Ultimately, I guess I'm up for any advice on reaching out more. What about you guys? Do you interact much with authors? What advice do you have for me for reaching out more? Let me know!
More Than Just Words
ArmchairBEA said: There are so many mediums that feature more than just words and enhance a story in a multitude of ways. Examples may include graphic novels and comics, audiobooks, or even multimedia novels. On this day, we will be talking about those books and formats that move beyond just the words and use other ways to experience a story. Which books stand out to you in these different formats?
I have only read one graphic novel ever. That was Blankets by Craig Thompson. And that was just a weird book. I can see the appeal of graphic novels, but I just haven't branched out in that direction yet. I am completely interested in checking out The Walking Dead by Robert Kirkman graphic novels!
HOWEVER, I am completely all over audiobooks! I've discussed this on my blog some, but I started getting audiobooks as a way to force my friends who "don't have time to read" into experiencing some of the books that have blown me away. It all started with Twilight by Stephenie Meyer. I just needed ALL my friends to experience that series even if they didn't read it themselves. And even if I had to purchase the book in multiple formats. What I found was, audiobooks were a great way for me to re-experience books that I've already read. I love re-reading, but especially since I started blogging, I don't feel like I can't devote too much time to re-reads. And the audiobook love has just stretched from there.
I will say that I can understand how audiobooks aren't going to be everyone's cup of tea. The narration can make or break an audiobook in a heartbeat, and as with anything else, everyone has difference preferences. Some people like the narrators to create different "voices" for the different characters. Yet others like the narrator to simply read the book without too much inflection as they would read the book themselves. I started out in the second category but have found myself leaning toward the first category lately. But what everyone can agree on is that any audiobook narration needs to avoid being monotone as well as any other aspect that can take the listener out of the book experience (Ex: heavy breathing, monotone, spacing issues, etc).

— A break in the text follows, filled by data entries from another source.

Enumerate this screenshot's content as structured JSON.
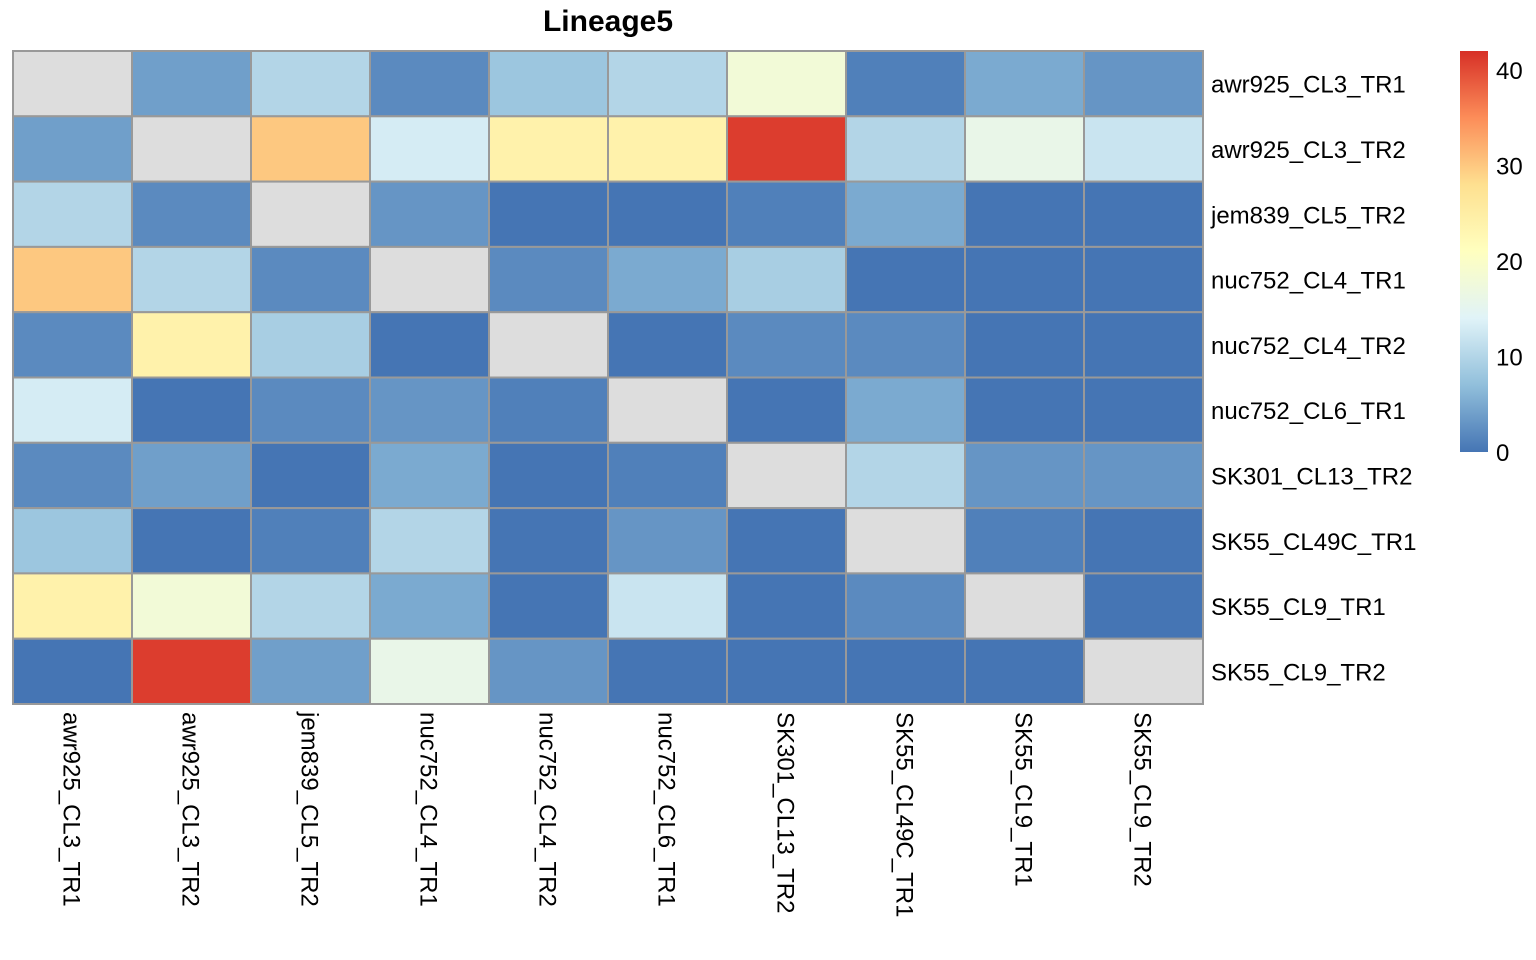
{
  "chart_data": {
    "type": "heatmap",
    "title": "Lineage5",
    "rows": [
      "awr925_CL3_TR1",
      "awr925_CL3_TR2",
      "jem839_CL5_TR2",
      "nuc752_CL4_TR1",
      "nuc752_CL4_TR2",
      "nuc752_CL6_TR1",
      "SK301_CL13_TR2",
      "SK55_CL49C_TR1",
      "SK55_CL9_TR1",
      "SK55_CL9_TR2"
    ],
    "columns": [
      "awr925_CL3_TR1",
      "awr925_CL3_TR2",
      "jem839_CL5_TR2",
      "nuc752_CL4_TR1",
      "nuc752_CL4_TR2",
      "nuc752_CL6_TR1",
      "SK301_CL13_TR2",
      "SK55_CL49C_TR1",
      "SK55_CL9_TR1",
      "SK55_CL9_TR2"
    ],
    "values": [
      [
        null,
        4,
        10,
        2,
        8,
        10,
        18,
        1,
        5,
        3
      ],
      [
        4,
        null,
        30,
        13,
        24,
        24,
        41,
        10,
        16,
        12
      ],
      [
        10,
        2,
        null,
        3,
        0,
        0,
        1,
        5,
        0,
        0
      ],
      [
        30,
        10,
        2,
        null,
        2,
        5,
        9,
        0,
        0,
        0
      ],
      [
        2,
        24,
        9,
        0,
        null,
        0,
        2,
        2,
        0,
        0
      ],
      [
        13,
        0,
        2,
        3,
        1,
        null,
        0,
        5,
        0,
        0
      ],
      [
        2,
        4,
        0,
        5,
        0,
        1,
        null,
        10,
        3,
        3
      ],
      [
        8,
        0,
        1,
        10,
        0,
        3,
        0,
        null,
        1,
        0
      ],
      [
        24,
        18,
        10,
        5,
        0,
        12,
        0,
        2,
        null,
        0
      ],
      [
        0,
        41,
        4,
        16,
        3,
        0,
        0,
        0,
        0,
        null
      ]
    ],
    "diagonal_color": "#DDDDDD",
    "legend": {
      "min": 0,
      "max": 42,
      "ticks": [
        0,
        10,
        20,
        30,
        40
      ],
      "position": "right"
    },
    "color_scale": [
      "#4575B4",
      "#91BFDB",
      "#E0F3F8",
      "#FFFFBF",
      "#FEE090",
      "#FC8D59",
      "#D73027"
    ]
  }
}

Ironically enough, there are several books that I can't imagine experiencing in any other format aside from audio. The Stephanie Plum series by Janet Evanovich is one where I think the narrator, Lorelei King, makes the books even better.
In the same way, Carter Finally Gets It (Carter Finally Gets It, # 1) by Brent Crawford is a book I don't think I would have even picked up, but the narrator, Nick Podehl, commits like no other narrator I've ever heard before. He took this book to an entirely new level than it could have ever gotten alone.
And then there are books like Delirium (Delirium, # 1) by Lauren Oliver and Matched (Matched, # 1) by Ally Condie where the writing is beautiful already but also lends itself to being even more beautiful spoken aloud. Both of these books are similar. They both have similar and beautiful prose in places. And they both have an air of desperation that the narrators, Sarah Drew and Kate Simses, take to the next level as well.
Aside from periodically finding books where the audio version is better, audiobooks also provide you with a means of multitasking. I want to read ALL the books, and audiobooks are helping me to do my best. Out of the 62 books I've read so far this year 13 of these books have been audiobooks. I love being able to listen and clean or do various other tasks that do not require much thought while making progress on my books at the same time. It's a win-win.
For those skeptical of audiobooks, I highly suggest you try a few of the ones I mentioned above. Sometimes it takes finding just the right book and narrator combination.
What about you guys? Do you read other formats--comics, graphic novels? Do you listen to audiobooks? Let me know!